Le scientifique en chef défendra la recherche libre

Devant l'indignation d'un groupe de chercheurs qui s'insurgeaient dans une lettre ouverte publiée dans notre édition d'hier de le voir s'adresser à des membres de la Chambre de commerce du Montréal métropolitain (CCMM) à l'occasion de sa première apparition publique, le scientifique en chef du Québec, Rémi Quirion, s'est défendu de vouloir assujettir la recherche québécoise aux demandes de l'industrie privée et a insisté sur sa détermination à défendre «la recherche libre et non ciblée».
Le neuroscientifique Rémi Quirion assume depuis le 1er septembre les fonctions de ce nouveau poste de «scientifique en chef du Québec» créé lors de l'adoption, le 9 juin dernier, du projet de loi 130 qui visait à restructurer certains organismes et fonds gouvernementaux. Le scientifique en chef préside les conseils d'administration de chacun des trois fonds (FRSQ, FQRNT et FQRSC), lesquels conservent leur personnalité et leur mission respectives, comme l'avait réclamé la communauté des chercheurs en commission parlementaire. Le scientifique en chef aura la mission de conseiller le ministre en matière de développement de la recherche et de la science.Jusqu'à sa nomination, Rémi Quirion était vice-doyen aux sciences de la vie et aux initiatives stratégiques de la Faculté de médecine de l'Université McGill, directeur scientifique du Centre de recherche de l'Institut Douglas et directeur général de la Stratégie internationale de recherche concertée sur la maladie d'Alzheimer des Instituts de recherche en santé du Canada. Il encadrait des étudiants diplômés dans son laboratoire, qu'il fermera à regret sous peu, comme l'exige son nouveau poste.

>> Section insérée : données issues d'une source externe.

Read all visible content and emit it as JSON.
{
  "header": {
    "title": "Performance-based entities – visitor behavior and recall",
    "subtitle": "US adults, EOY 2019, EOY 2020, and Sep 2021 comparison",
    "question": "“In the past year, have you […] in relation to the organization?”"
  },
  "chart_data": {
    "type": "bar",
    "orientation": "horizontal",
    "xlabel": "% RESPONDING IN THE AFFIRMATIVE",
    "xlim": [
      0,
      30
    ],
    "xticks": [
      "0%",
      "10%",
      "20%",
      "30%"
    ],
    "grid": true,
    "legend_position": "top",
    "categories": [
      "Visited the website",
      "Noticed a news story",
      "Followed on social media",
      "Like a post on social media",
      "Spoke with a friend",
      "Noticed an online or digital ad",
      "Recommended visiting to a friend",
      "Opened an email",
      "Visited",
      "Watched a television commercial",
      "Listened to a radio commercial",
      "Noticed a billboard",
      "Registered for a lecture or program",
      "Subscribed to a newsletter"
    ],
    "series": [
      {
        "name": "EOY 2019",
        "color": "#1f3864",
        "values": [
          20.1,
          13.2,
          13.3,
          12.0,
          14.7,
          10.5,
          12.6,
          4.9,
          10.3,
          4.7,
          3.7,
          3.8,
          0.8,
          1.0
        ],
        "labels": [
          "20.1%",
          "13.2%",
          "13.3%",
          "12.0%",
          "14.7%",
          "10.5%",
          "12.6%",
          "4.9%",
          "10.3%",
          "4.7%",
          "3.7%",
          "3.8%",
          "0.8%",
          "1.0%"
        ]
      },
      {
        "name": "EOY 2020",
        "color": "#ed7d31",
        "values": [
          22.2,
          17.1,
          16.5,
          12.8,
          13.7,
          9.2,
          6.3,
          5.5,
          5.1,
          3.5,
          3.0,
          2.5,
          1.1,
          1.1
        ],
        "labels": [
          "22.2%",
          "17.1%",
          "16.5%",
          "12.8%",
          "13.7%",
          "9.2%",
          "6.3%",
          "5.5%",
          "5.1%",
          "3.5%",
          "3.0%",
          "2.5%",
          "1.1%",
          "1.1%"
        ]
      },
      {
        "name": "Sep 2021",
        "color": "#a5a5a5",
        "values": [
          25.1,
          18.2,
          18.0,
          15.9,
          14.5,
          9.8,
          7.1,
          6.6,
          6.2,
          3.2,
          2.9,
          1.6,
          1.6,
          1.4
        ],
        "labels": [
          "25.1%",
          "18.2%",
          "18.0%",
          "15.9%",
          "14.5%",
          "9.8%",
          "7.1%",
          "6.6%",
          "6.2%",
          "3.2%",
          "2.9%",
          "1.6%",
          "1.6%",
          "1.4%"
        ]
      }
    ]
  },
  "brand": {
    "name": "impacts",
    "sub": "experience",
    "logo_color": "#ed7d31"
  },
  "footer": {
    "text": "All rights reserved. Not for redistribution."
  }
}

Devant une salle comble au Palais des congrès hier midi, Rémi Quirion a indiqué qu'il s'efforcera d'améliorer le rayonnement de la recherche québécoise au Canada et à l'étranger, dans l'espoir de favoriser de nouveaux partenariats internationaux. En entrevue au Devoir, il affirmait récemment vouloir aider «nos chercheurs afin qu'ils puissent aller chercher davantage de financement d'organisations étrangères, telles que la Fondation Gates, les National Institutes of Health et l'Union européenne».
«En préservant les assises solides que l'on a bâties au cours des 50 dernières années, il faut maintenant travailler davantage ensemble», a-t-il déclaré tout en formulant son désir de mettre en branle de «grands projets intersectoriels» qui monopoliseraient nos meilleures expertises, compte tenu du fait que «les questions de l'heure [santé, changements climatiques, etc.] sont de plus en plus intersectorielles».
Il a aussi insisté sur le fait que pour «demeurer compétitif au niveau international» et réaliser ces grands projets intersectoriels, il faudrait doubler d'ici cinq ans le budget de 200 millions de dollars qui est accordé annuellement aux trois fonds confondus.
Une vision du développement
À la suite de son allocution, Rémi Quirion a déploré en entrevue que les signataires de la lettre publiée dans Le Devoir n'aient pas pris la peine de venir écouter sa présentation avant de porter un jugement sur sa vision du développement de la recherche au Québec. Il avoue avoir accepté l'invitation de la CCMM en raison du «contexte particulier des Rendez-vous du savoir, auxquels étaient associées les universités et la Conférence des recteurs et des principaux des universités du Québec (CREPUQ), et qui ciblaient la relève», l'une de ses grandes préoccupations.
Rémi Quirion a répété que «les trois fonds de recherche [Santé, Nature et technologies, ainsi que Société et culture] continueront à soutenir en priorité la recherche libre et non ciblée». Il a donné en exemple les derniers récipiendaires des prix Nobel de médecine et de chimie, qui n'auraient jamais pu imaginer ou préciser les innovations, produits et emplois qu'engendreraient plus tard leurs recherches fondamentales. «Le Québécois Ralph Steinman, qui vient de recevoir le prix Nobel de médecine, a mis en évidence l'existence des cellules dendritiques du système immunitaire, une découverte fondamentale qui a contribué à l'essor de l'industrie des vaccins», a-t-il raconté, avant d'ajouter que «le partenariat entre nos universités et le secteur privé est essentiel, mais il ne doit pas être une finalité en soi».
À la sortie de la conférence, un chercheur confiait au Devoir ses impressions: «Il a présenté des éléments intéressants d'une vision qui est encore à construire.» Ce n'est probablement pas faux, car Rémi Quirion s'apprête à prendre son bâton de pèlerin pour une tournée des universités, des collèges, des groupes privés et des organisations non gouvernementales (associations communautaires) du Québec afin de recueillir leurs opinions et leurs idées.